Mentre le presidenziali americane si avvicinano, la Corea del Nord ha già fatto la sua scelta: Donald Trump è l’uomo giusto per ricucire i rapporti con la superpotenza. Nell’ultima settimana la stampa nordcoreana ha dedicato ben due editoriali al magnate che pochi giorni fa ha conquistato la nomination repubblicana per la corsa alla Casa Bianca.
Per la statale DPRK Today, Trump è un «politico saggio» e un «candidato lungimirante»; Hillary Clinton una «stupida testarda» intenzionata ad applicare il modello iraniano per perseguire la denuclearizzazione della penisola coreana. L’articolo pubblicato martedì a firma di Han Young-muk, accademico con base in Cina, loda il progetto vagheggiato dall’imprenditore (in un precedente intervista al New York Times) di ritirare le truppe statunitense parcheggiate in Corea del Sud nel caso in cui Seul rifiutasse di contribuire più incisivamente alle spese per la difesa nazionale.

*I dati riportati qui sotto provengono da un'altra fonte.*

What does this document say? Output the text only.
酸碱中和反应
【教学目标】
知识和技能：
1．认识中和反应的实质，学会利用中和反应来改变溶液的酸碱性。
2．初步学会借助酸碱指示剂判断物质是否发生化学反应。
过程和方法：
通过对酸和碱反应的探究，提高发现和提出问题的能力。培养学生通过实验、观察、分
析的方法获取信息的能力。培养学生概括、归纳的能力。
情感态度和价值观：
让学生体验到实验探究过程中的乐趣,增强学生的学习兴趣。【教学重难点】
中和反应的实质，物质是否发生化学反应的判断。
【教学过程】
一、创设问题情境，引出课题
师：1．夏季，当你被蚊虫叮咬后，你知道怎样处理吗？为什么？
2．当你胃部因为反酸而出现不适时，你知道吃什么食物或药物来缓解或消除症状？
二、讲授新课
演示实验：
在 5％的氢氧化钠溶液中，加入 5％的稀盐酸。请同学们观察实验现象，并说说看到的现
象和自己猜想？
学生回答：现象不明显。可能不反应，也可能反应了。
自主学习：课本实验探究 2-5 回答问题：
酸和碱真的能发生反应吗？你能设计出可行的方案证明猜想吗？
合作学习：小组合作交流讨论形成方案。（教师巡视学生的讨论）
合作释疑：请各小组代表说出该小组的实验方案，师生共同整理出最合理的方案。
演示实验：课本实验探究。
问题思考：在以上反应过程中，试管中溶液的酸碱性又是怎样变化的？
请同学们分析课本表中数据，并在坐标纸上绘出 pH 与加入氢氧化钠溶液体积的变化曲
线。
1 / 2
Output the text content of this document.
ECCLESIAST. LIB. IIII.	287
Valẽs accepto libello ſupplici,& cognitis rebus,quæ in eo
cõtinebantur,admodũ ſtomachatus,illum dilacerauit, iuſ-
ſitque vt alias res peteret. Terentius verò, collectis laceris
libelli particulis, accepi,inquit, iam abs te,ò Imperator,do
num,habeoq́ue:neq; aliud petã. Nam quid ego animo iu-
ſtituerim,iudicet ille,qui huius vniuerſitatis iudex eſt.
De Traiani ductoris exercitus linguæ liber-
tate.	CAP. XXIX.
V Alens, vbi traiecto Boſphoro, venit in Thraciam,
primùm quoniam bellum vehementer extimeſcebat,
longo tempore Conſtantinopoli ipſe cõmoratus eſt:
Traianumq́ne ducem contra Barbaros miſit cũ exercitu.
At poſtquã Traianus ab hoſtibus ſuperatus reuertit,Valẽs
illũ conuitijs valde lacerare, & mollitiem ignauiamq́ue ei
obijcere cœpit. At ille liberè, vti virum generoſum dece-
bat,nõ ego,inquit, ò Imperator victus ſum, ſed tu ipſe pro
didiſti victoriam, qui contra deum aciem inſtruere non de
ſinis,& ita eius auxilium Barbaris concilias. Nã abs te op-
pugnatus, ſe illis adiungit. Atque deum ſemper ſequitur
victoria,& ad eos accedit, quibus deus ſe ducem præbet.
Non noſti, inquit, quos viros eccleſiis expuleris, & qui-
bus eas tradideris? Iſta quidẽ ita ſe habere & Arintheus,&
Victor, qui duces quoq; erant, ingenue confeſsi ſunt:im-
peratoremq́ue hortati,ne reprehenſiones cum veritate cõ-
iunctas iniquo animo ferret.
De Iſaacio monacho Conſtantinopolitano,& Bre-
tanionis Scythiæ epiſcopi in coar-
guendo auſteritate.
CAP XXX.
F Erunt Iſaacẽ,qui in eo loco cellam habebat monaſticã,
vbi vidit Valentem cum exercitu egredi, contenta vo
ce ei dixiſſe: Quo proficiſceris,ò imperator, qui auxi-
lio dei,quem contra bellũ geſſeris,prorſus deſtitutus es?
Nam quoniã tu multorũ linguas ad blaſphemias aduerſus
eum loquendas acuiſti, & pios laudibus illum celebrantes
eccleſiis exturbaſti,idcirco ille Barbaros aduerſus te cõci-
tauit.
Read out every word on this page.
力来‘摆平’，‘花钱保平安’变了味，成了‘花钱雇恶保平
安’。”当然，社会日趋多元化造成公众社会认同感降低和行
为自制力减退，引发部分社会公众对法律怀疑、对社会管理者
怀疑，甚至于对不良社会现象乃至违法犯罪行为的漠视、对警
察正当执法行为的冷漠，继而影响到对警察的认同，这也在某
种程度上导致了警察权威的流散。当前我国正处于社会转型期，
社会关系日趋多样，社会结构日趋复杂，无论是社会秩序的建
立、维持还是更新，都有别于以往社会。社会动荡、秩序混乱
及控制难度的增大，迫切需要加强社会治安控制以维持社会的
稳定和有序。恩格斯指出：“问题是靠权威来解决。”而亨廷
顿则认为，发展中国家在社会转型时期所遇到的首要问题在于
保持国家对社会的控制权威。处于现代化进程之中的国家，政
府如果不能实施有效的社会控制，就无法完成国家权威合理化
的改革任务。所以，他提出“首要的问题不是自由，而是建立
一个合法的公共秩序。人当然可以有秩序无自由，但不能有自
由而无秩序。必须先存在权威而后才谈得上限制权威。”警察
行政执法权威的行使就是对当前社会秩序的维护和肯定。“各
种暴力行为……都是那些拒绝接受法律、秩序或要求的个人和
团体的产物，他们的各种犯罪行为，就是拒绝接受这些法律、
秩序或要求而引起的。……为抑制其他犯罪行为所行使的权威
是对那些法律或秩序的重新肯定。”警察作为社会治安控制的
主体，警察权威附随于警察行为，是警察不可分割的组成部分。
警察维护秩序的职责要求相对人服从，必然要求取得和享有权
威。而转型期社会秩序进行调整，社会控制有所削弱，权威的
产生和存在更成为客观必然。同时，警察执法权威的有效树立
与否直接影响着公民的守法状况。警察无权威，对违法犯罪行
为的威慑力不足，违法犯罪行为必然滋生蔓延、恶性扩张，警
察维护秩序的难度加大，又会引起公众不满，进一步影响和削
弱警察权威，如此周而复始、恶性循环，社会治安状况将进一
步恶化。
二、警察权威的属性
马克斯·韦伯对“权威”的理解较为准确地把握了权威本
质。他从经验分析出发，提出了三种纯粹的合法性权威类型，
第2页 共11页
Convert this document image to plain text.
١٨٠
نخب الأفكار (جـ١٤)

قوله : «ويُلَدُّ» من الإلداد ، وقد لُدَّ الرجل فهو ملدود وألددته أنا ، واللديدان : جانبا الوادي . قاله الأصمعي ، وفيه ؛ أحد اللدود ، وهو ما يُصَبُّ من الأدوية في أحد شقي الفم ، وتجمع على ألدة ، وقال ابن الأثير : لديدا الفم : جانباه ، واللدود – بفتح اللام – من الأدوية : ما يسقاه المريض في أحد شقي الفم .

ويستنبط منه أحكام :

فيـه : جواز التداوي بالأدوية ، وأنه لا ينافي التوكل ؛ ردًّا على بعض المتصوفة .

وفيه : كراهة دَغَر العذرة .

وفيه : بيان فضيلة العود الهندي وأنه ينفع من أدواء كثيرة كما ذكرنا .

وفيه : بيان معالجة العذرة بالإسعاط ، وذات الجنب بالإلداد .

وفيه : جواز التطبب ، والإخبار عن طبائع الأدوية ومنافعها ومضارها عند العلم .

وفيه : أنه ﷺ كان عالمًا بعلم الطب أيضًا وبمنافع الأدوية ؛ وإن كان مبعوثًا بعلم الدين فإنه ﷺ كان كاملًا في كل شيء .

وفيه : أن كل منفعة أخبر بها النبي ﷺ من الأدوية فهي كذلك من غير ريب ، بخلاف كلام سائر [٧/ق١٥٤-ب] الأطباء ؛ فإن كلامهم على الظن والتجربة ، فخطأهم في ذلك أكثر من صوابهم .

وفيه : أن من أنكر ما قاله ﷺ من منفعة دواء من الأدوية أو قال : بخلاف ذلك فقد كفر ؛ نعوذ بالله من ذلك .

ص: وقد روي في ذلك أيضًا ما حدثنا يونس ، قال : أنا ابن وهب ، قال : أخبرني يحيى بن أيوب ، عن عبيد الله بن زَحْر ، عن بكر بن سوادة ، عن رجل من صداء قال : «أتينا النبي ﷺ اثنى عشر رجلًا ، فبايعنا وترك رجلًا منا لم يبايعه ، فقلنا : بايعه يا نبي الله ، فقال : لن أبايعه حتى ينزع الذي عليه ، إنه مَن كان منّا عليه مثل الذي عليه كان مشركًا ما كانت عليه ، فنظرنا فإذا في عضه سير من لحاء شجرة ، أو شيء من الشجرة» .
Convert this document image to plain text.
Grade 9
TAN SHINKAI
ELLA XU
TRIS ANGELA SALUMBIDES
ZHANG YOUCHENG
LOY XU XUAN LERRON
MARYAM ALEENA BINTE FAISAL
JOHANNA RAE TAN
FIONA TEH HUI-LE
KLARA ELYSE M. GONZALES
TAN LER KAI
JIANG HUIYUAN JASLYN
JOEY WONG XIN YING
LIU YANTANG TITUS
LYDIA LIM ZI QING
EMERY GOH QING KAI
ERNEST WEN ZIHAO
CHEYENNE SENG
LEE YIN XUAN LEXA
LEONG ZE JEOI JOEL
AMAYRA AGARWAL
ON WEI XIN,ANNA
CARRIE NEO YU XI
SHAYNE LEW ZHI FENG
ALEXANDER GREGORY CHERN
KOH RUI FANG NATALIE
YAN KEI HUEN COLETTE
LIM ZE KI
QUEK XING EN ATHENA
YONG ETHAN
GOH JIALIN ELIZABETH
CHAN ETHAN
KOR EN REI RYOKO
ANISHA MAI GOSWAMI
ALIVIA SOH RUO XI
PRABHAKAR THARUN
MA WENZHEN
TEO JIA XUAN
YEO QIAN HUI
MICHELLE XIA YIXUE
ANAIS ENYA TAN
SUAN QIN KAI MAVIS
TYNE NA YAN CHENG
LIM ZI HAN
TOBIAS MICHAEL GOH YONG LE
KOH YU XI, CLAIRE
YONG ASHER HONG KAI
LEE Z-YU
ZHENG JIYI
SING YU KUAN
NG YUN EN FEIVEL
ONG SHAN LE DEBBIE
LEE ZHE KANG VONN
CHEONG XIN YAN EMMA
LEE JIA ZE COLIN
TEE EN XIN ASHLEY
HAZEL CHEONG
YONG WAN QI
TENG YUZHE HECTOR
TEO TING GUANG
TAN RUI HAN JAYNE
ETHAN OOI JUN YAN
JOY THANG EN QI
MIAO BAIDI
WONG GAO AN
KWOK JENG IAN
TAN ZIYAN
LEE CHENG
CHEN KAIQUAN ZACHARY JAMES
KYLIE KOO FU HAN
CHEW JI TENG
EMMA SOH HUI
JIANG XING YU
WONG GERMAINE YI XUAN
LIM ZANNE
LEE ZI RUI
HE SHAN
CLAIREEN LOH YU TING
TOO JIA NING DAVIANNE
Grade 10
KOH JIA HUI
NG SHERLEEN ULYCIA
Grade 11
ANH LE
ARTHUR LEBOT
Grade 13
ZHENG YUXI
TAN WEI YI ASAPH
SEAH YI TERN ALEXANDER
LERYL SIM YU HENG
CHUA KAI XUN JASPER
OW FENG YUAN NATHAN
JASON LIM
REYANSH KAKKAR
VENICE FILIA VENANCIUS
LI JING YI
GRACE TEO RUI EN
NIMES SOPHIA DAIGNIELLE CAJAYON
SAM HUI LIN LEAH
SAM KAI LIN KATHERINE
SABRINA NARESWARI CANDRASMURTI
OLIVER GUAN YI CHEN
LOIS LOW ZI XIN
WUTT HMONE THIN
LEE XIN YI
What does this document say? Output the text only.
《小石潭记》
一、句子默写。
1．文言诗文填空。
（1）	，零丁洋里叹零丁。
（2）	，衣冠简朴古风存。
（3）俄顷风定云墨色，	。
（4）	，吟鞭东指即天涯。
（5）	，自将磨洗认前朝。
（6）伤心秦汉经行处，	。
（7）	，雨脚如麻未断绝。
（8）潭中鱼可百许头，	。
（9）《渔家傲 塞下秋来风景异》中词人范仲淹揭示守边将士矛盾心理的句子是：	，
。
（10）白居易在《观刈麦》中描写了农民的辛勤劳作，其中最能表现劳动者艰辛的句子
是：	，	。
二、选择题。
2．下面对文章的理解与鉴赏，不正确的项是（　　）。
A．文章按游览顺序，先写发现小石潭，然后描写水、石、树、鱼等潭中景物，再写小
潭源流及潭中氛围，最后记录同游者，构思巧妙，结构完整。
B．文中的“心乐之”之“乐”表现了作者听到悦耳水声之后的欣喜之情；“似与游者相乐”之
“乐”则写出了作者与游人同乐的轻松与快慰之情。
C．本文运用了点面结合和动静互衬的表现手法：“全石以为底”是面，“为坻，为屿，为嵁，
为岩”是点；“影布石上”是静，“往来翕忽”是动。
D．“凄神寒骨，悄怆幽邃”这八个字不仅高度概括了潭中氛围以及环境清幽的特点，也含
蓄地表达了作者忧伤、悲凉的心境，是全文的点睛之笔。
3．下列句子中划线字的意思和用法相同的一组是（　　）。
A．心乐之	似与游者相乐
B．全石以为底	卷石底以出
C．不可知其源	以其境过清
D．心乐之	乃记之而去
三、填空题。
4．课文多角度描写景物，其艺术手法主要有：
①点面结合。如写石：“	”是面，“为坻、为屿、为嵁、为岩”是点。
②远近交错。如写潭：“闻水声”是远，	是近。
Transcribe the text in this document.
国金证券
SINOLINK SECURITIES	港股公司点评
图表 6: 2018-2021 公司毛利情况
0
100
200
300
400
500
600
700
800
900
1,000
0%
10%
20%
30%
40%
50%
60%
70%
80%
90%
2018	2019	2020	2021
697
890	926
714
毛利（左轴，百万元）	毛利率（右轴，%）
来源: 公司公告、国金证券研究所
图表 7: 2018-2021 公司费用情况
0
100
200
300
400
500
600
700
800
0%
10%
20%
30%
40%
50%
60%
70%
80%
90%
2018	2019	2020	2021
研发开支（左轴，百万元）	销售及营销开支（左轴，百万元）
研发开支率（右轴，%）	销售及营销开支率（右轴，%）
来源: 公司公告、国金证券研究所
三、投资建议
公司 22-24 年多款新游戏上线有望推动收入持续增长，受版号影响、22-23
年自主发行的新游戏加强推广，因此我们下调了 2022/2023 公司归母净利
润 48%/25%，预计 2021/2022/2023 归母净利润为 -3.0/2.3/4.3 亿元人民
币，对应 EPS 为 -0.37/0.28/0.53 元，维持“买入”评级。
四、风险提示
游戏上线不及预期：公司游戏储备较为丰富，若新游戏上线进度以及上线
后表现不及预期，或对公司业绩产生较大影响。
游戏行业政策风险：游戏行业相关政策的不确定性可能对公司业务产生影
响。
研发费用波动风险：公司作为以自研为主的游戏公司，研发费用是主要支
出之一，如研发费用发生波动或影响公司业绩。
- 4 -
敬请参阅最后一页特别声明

«Andatevene via! Presto! Chi avrebbe mai detto che lo slogan ‘Yankee Go Home‘ che abbiamo urlato con entusiasmo sarebbe potuto diventare realtà tanto facilmente», incalza Han spiegando che il giorno in cui questo avverrà veramente la penisola coreana tornerà ad essere unita. Secondo Pyongyang, infatti, sebbene la Guerra di Corea si sia conclusa con un precario armistizio – piuttosto che con un trattato di pace – a creare tensione nella regione è sopratutto la massiccia presenza di truppe a stelle e strisce a sud del 38esimo parallelo.
«La tragedia è che le autorità del Sud sono incapaci di provare alcuna vergogna, anche quando i loro padroni americani li sottopongono a umiliazioni insopportabili. Lo dimostra il modo in cui reagiscono terrorizzati ai commenti di Trump», rincara la dose il Rodong Sinmum, il quotidiano ufficiale del Partito dei Lavoratori, di cui il leader Kim Jong-un è stato eletto capo durante il Congresso dello scorso mese. Stando a quanto riportato dal New York Times, funzionari di Seul sarebbero già in contatto con lo staff di Trump per tentare di convincere il candidato repubblicano a ritrattare la sua posizione riguardo un ipotetico disimpegno americano dalla penisola.
Nessuno degli articoli, tuttavia, fa riferimento alla proposta del tycoon di fornire a Corea del Sud e Giappone la possibilità di avvalersi un proprio arsenale nucleare in modo da allentare il cordone ombelicale che li lega militarmente a Washington. Mentre appena pochi giorni fa un’intervista rilasciata da Trump alla Reuters, in cui veniva ventilata l’ipotesi di abbandonare la tradizionale strategia isolazionista americana in favore di una ripresa dei colloqui con il Regno Eremita (letteralmente: «non avrei problemi a parlare direttamente con lui [Kim Jong-un]»), era stata accolta con diffidenza dalla nomenklatura nordcoreana. «Un’operazione di facciata», così l’aveva bollata a stretto giro l’ambasciatore nordcoreano presso le Nazioni Unite So Se-pyong, che aveva aggiunto: «Spetta al mio Leader Supremo decidere se incontrarlo o meno. Tuttavia, penso che l’idea non abbia alcun senso».
Sino ad oggi, Washington ha sempre rigettato l’ipotesi di ripristinare il dialogo in mancanza di un seria rinuncia di Pyongyang al suo programma nucleare. Rinuncia che parrebbe essere fuori discussione stando alle recenti provocazioni missilistiche e a quanto riferito dall’ex ministro degli Esteri Ri Su-yong, attualmente in visita a Pechino per aggiornamenti sugli esiti del Congresso del Partito dei Lavoratori e sulla Byungjin Line, la strategia che poggia simultaneamente sul doppio binario della crescita economia e dello sviluppo nucleare. Dopo il quarto test atomico e il lancio balistico a lungo raggio di inizio anno, le relazioni con il potente benefattore si sono ulteriormente incrinate. Ecco che il riavvicinamento allo Zio Sam può essere ragionevolmente inserito in un contesto di crescente emarginazione del regime nordcoreano sullo scacchiere internazionale.